There were several suitable candidates for the Outrage this week. A Harvard educated MBA trained as an accountant, who founded a center to deal with governance issues in global financial institutions, claimed to be befuddled by both accounting rules and good governance practices. RIM co-CEO Jim Balsillie spun quite a story to escape any suggestion of wrongdoing over stock options he and others backdated at that company.
Then there is the role of the Ontario Securities Commission in all of this, which is becoming quite a loser in enforcement cases. A conviction in a major stock tipping case was thrown out on appeal. The Bre-X trial has taken years without result. They dropped a case altogether last week in the middle of the trial. And there is the regulator’s perpetual tardiness in adopting rules to protect investors and give them more clout long after they have been approved in the United States.

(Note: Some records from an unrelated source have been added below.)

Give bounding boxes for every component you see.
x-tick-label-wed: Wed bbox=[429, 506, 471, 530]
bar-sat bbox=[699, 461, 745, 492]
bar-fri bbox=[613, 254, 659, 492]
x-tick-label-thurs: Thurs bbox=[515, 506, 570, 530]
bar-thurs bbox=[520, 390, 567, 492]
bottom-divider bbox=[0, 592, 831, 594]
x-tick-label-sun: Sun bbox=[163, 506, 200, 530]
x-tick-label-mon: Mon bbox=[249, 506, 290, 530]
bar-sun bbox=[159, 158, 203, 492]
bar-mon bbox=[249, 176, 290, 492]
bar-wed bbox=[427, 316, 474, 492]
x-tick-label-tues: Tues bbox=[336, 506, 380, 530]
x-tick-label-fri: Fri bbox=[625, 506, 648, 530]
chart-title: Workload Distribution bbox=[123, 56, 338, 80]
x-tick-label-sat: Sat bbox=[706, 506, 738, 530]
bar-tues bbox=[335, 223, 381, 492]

Since last September, the OSC has given RIM extension after extension for the filing of financial statements. They even allowed company founders to exercise more than 750,000 stock options during this period. This week, they extended their extensions until June. There is not the slightest evidence to suggest that the OSC sees anything terribly wrong with a company that repeatedly fails to provide investors with the audited information they are entitled to by law, which along with its embarrassingly inept enforcement record, leaves many to conclude that the OSC must be the most dysfunctional securities regulator in the G7. Does the OSC even have files marked Livent or Nortel any longer or is justice to be a casualty there as well?
Worthy as these incidents are for this weekly slot, they pale in comparison to revelations that certain U.S. companies exploited the terrorist attacks on America by backdating stock options to that horrific time in order to further line their pockets. When the full extent of this disgraceful conduct emerges, it will shock and outrage Americans in a way that previous abuses in CEO pay have not.
Much has been said and written about the generation that fought a world war against oppression, saved democracy and built the foundation for today’s prosperity. They have been called the Greatest Generation. This was the generation of my father and mother. The grandchildren of this generation carry on that tradition on battlefields far away in Afghanistan and Iraq, where they courageously fight to bring peace to lands too long in the grip of tyrants and the intolerant. I have opposed the war in Iraq and, more particularly, the manner of its commencement and execution by the Bush administration. But I have never for a second doubted the heroism of those answering their country’s call.
At home, however, we see time and again leadership of a different kind: a world where no CEO can be left behind. For many, there is never enough. They believe the world owes them tens, and sometimes hundreds, of millions just for showing up. They need to be motivated, so the conventional boardroom wisdom goes. And the money just pours into their laps. Thus we see, both in the United States and in Canada, reflections of the Greatest Generation and what I call the Greediest Generation: young men and women struggling and dying for a cause that is greater than themselves; CEOs amassing unparalleled fortunes for a cause that is so often singularly about themselves.
And now we have some that have used the tragedy of 9-11 as an opportunity to gain even more. It doesn’t get much worse than that in the boardroom. Which takes this growing scandal of stock options backdating into an entirely different ethical sphere that should appall responsible investors and thoughtful individuals. It is a story we will be hearing much more about in the weeks and months ahead and is, without doubt, the Outrage of the Week.